Gatau kenapa, rasanya aku stuck di suatu level, belum naik-naik. Masih remedial ujian yang sama. Bodohnya, masih bingung menjawab pertanyaan yang sama. Masih terbata menjawab persoalan-persoalan.
Pemikiran itu terkadang seperti mendung hitam legam, sesekali menghadirkan kilat dan gemuruh petir. Lalu perasaan takut hadir, sama seperti perasaan takut yang Allah sisipkan pelan pada kita, terutama saat kecil dulu, saat melihat kilat dan mendengar gemuruh petir. Kalau pemikiran itu dibiarkan berhenti di situ, maka hanya perasaan takut dan cemas yang akan dihasilkan. Tapi kita tidak boleh berhenti kan? Seperti sunnah yang diajarkan saat mendengar gelegar petir, kita bertasbih, subhanallah. Maha Suci Allah.

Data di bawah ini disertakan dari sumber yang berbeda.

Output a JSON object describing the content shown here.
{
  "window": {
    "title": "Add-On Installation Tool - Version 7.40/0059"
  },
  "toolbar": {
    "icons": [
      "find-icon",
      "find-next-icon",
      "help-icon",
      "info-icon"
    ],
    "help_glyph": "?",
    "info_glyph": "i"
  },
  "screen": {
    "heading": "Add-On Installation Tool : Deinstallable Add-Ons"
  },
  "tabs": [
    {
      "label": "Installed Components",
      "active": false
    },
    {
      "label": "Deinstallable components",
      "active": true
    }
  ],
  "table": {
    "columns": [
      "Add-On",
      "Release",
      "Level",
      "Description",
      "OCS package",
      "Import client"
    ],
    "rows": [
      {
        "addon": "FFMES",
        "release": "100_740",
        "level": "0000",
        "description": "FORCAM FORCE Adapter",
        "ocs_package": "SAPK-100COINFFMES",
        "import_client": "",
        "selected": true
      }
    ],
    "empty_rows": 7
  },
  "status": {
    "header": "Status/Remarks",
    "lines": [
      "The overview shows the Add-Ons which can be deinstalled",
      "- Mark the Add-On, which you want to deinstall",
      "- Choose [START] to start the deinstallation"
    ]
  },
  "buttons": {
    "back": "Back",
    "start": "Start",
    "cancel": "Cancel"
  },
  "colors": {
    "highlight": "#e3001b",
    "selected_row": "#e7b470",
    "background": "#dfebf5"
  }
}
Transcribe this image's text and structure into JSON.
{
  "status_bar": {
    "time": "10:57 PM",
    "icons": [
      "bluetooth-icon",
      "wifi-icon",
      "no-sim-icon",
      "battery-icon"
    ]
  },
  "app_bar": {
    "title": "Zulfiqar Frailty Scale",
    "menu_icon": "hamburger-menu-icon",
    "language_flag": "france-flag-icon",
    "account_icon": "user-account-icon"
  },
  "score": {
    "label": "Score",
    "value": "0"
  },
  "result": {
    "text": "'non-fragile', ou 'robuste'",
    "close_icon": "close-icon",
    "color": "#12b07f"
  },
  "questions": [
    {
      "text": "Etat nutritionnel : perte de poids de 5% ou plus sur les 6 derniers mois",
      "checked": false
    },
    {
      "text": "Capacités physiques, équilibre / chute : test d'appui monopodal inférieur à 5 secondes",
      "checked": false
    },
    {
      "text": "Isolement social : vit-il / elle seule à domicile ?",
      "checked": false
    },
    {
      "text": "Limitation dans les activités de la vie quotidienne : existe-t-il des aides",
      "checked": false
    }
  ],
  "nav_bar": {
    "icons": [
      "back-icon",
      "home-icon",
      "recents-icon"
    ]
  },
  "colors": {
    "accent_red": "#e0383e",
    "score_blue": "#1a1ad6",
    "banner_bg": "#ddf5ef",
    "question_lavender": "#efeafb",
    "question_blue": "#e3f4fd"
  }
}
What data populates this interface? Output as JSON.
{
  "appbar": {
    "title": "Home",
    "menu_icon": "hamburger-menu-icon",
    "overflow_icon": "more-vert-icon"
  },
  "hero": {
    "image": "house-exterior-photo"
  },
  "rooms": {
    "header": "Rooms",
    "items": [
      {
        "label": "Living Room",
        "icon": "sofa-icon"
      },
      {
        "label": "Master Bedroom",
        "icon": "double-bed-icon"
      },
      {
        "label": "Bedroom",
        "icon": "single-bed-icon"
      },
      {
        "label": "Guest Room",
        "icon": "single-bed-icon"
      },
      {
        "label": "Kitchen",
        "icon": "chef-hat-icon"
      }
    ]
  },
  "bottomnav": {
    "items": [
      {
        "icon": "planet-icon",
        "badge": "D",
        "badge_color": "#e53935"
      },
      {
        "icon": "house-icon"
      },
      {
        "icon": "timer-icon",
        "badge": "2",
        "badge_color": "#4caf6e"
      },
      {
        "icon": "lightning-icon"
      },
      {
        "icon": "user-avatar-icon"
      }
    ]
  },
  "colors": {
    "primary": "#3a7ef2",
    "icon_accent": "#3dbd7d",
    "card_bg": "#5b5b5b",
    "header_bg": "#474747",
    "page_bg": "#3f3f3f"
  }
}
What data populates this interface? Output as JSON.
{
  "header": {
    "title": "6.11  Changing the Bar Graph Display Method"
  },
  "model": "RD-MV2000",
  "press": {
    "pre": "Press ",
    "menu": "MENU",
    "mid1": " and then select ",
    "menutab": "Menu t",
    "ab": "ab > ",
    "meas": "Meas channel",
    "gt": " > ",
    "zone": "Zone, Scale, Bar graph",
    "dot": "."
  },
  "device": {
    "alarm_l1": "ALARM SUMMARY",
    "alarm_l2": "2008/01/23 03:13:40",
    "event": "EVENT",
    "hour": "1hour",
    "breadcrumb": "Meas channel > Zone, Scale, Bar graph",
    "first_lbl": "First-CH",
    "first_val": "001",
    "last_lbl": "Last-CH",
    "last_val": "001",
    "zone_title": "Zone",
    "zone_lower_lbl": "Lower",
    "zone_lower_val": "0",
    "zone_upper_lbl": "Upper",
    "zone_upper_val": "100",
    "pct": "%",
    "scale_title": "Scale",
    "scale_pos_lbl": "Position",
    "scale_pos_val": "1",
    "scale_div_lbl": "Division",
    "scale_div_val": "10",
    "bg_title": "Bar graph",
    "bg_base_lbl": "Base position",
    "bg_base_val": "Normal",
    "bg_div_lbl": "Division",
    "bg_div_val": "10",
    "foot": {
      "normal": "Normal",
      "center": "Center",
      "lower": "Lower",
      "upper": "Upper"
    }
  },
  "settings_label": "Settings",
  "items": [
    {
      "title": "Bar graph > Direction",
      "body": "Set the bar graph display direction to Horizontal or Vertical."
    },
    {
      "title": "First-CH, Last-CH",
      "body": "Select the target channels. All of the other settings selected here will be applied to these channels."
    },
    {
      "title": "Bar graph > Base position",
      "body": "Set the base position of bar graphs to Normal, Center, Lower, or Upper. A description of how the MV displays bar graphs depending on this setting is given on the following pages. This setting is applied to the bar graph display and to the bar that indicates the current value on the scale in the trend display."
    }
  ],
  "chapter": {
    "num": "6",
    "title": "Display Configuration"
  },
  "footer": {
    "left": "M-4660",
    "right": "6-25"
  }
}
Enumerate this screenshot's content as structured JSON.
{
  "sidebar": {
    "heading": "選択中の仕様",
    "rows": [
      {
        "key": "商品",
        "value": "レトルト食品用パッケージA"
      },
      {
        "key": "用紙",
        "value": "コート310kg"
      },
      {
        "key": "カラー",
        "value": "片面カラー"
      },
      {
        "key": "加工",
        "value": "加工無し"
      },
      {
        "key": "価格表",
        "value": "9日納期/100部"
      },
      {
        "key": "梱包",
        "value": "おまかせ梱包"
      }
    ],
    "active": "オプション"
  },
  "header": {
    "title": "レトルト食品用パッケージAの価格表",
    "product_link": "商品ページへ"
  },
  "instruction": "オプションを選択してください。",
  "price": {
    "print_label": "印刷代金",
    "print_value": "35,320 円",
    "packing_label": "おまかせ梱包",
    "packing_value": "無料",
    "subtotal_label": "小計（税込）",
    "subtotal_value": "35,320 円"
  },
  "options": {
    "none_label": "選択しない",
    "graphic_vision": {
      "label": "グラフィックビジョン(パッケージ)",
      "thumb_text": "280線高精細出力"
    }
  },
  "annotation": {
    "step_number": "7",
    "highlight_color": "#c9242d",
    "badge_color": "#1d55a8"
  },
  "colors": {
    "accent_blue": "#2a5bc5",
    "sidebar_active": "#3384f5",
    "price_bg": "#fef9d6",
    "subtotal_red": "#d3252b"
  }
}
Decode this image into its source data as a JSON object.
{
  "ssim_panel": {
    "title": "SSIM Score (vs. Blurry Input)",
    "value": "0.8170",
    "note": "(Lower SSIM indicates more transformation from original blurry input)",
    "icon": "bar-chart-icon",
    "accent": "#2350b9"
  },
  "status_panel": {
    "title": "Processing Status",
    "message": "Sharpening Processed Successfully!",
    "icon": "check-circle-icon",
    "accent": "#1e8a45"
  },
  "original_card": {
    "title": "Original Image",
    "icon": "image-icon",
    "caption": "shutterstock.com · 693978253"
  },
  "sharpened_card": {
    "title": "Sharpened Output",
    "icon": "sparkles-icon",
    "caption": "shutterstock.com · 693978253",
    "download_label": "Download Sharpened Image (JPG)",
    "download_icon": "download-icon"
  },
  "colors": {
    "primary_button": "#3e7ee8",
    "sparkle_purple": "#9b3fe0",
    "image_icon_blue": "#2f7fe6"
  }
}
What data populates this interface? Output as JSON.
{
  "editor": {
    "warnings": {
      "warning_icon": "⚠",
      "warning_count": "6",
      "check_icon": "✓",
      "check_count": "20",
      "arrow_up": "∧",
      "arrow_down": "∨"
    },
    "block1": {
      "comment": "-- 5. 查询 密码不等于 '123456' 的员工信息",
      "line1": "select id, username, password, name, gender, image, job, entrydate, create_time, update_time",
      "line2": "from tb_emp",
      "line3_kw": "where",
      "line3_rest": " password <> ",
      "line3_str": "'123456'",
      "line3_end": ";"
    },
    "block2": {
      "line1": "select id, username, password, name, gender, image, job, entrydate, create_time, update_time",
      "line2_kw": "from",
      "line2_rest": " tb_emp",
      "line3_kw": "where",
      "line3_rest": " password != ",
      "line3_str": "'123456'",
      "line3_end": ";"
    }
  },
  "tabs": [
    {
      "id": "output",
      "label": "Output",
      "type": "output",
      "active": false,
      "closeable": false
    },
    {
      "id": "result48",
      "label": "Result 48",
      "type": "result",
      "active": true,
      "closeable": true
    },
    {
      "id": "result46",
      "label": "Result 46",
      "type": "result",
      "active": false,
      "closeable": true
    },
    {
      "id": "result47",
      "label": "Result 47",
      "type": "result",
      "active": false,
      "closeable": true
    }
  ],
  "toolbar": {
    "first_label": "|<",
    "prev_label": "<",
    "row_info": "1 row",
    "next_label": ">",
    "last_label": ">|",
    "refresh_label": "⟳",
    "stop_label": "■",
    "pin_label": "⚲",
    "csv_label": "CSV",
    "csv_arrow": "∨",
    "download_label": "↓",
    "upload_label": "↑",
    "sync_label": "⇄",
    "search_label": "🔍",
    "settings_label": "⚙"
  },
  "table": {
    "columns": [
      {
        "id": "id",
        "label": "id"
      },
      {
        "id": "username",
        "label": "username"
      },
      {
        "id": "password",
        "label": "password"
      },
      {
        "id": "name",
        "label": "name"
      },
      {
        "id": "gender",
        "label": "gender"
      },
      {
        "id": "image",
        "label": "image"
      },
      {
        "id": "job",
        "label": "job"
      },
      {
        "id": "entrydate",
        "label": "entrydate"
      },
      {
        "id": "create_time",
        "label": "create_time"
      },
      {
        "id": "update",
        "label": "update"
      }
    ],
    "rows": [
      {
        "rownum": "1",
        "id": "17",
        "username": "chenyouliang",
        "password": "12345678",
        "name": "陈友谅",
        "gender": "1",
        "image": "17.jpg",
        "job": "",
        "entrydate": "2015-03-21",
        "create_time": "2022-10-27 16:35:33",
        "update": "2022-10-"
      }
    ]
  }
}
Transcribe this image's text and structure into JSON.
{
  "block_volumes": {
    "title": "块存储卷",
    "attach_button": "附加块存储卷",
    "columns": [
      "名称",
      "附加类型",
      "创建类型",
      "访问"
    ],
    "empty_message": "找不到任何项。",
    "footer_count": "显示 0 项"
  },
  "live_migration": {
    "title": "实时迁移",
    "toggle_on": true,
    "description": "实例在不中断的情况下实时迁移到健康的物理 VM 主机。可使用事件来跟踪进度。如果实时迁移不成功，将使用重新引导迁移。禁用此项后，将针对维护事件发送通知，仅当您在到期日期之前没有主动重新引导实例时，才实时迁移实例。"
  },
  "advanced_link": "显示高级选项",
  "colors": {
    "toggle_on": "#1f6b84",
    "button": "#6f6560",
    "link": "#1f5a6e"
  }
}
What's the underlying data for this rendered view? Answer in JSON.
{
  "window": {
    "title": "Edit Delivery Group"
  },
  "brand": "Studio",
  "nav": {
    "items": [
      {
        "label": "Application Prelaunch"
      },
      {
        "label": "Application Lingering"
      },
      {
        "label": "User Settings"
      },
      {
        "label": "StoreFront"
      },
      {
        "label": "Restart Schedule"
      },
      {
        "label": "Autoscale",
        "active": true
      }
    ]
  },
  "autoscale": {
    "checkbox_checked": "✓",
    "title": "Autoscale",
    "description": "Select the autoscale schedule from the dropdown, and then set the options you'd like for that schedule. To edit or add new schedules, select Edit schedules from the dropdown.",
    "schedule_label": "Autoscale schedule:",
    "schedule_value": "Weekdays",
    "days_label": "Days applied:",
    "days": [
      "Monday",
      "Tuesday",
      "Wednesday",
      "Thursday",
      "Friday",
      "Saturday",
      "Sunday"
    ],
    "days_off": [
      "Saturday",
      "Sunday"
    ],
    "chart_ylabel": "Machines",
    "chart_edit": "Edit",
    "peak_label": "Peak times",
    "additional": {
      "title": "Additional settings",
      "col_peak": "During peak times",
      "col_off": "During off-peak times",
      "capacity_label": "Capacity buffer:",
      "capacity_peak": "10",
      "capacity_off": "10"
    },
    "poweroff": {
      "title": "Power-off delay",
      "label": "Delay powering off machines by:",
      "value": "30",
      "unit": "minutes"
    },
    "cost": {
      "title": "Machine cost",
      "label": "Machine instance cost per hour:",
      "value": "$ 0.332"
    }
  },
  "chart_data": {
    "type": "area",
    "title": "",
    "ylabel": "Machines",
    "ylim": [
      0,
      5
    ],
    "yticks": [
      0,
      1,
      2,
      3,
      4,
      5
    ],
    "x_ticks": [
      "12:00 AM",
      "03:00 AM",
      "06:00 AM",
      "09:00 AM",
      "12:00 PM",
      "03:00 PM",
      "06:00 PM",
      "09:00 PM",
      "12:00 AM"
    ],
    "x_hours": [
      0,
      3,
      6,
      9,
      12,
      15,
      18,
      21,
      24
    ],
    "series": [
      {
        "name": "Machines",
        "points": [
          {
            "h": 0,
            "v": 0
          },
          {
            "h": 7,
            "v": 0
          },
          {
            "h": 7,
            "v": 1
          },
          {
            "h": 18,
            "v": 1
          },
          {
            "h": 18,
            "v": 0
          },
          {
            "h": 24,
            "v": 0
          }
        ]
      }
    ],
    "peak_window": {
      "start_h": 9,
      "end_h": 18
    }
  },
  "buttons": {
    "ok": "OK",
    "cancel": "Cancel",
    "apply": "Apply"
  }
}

Pernahkah kita dulu bertanya-tanya, kenapa kita harus sekolah, bertemu PR dan tugas-tugas, lalu bertarung dengan ujian-ujian, UTS, UAS, Ujian Kompre, dll. Kenapa kita harus naik tingkat. Kenapa.. kita tidak berdiam diri saja di level tertentu?
Kalau kita mau berpikir dengan kepala dingin. Kita akan paham, bahwa yang membutuhkan naik tingkat itu bukan sekolah, bukan guru-guru atau dosen-dosen kita. PR, tugas, kuis, ujian, yang diberikan pada kita pada akhirnya akan berguna untuk kita. Dengan itu, kita belajar banyak hal, mengerti lebih banyak hal, kemudian kita menjadi lebih dewasa, lebih cerdas, lebih teliti, lebih bijak.
Bedanya dengan sekolah, kehidupan tidak memiliki level atau tingkatan yang jelas. Kita tidak bisa tahu seperti kita tahu, kita duduk di kelas 1 SD, atau 8 SMP, atau kelas 12, atau semester 5 S1, dst. Level dalam kehidupan begitu abstrak. Bisa memang kita kelompokkan, kita buat tahapannya. Tapi tetap saja... tidak bisa benar-benar tahu. Entah, mungkin kalau di dunia setelah kematian, kita bisa benar-benar tahu di level mana diri kita.
***
Untukku, tetap semangat^^ Jika jatuh, segeralah bangkit. Jika sakit, berobatlah. Jika berdosa, bertaubatlah. Jika melangkah, rendahkan hatimu. Jika berlari, buka matamu lebar-lebar. Jika terjatuh lagi, berdiri lagi, lalu tengok keadaan hatimu.
'Asaa ayyahdiyani rabbi li aqraba min hadza rasyada. Kita memohon petunjuk sekaligus bimbinganNya, agar semakin dekat padaNya. Bukan dengan cara membandingkan diri kita, dengan level orang lain. Tapi dengan berkompetisi sendiri, bagaimana agar kita hari ini, lebih baik daripada kita kemarin.
'Asaa ayyahdiyani rabbi li aqraba min hadza rasyada. Rabbi habli hukma wa alhiqni bisholihin. Aamiin.
Allahua'lam.
***
PS: Curcol dikit gapapa ya? Rasanya belum naik level. Masih sama, Masih jatuh bangun pada hal yang sama. Masih mengulang kesalahan yang sama. Bedanya saat itu sekitaranku gelap, dan aku mengurung diri. Sedangkan saat ini sekitaranku bercahaya, namun aku masih berada di pojok gelap, sendiri. Satu lagi, beda case, tapi perasaannya masih sama. Masih merasa belum naik level. Peran sebagai anak, masih susah payah menjalaninya. Padahal sudah sejak bayi, sekarang rasanya masih bayi, bedanya tubuhnya dewasa. Masih belum bisa ihsan 'berteman' dengan orangtua. Masih takut, kalau aku termasuk anak yang menjadi ujian/bahkan musuh bagi orangtuanya. Atau termasuk anak yang durhaka TT Na'udzubillah. Semoga Allah memberikanku hidayah dan kemampuan untuk belajar, terus belajar menjalani peran sebagai anak. Sebelum nanti diberi tambahan peran baru. Allahua'lam.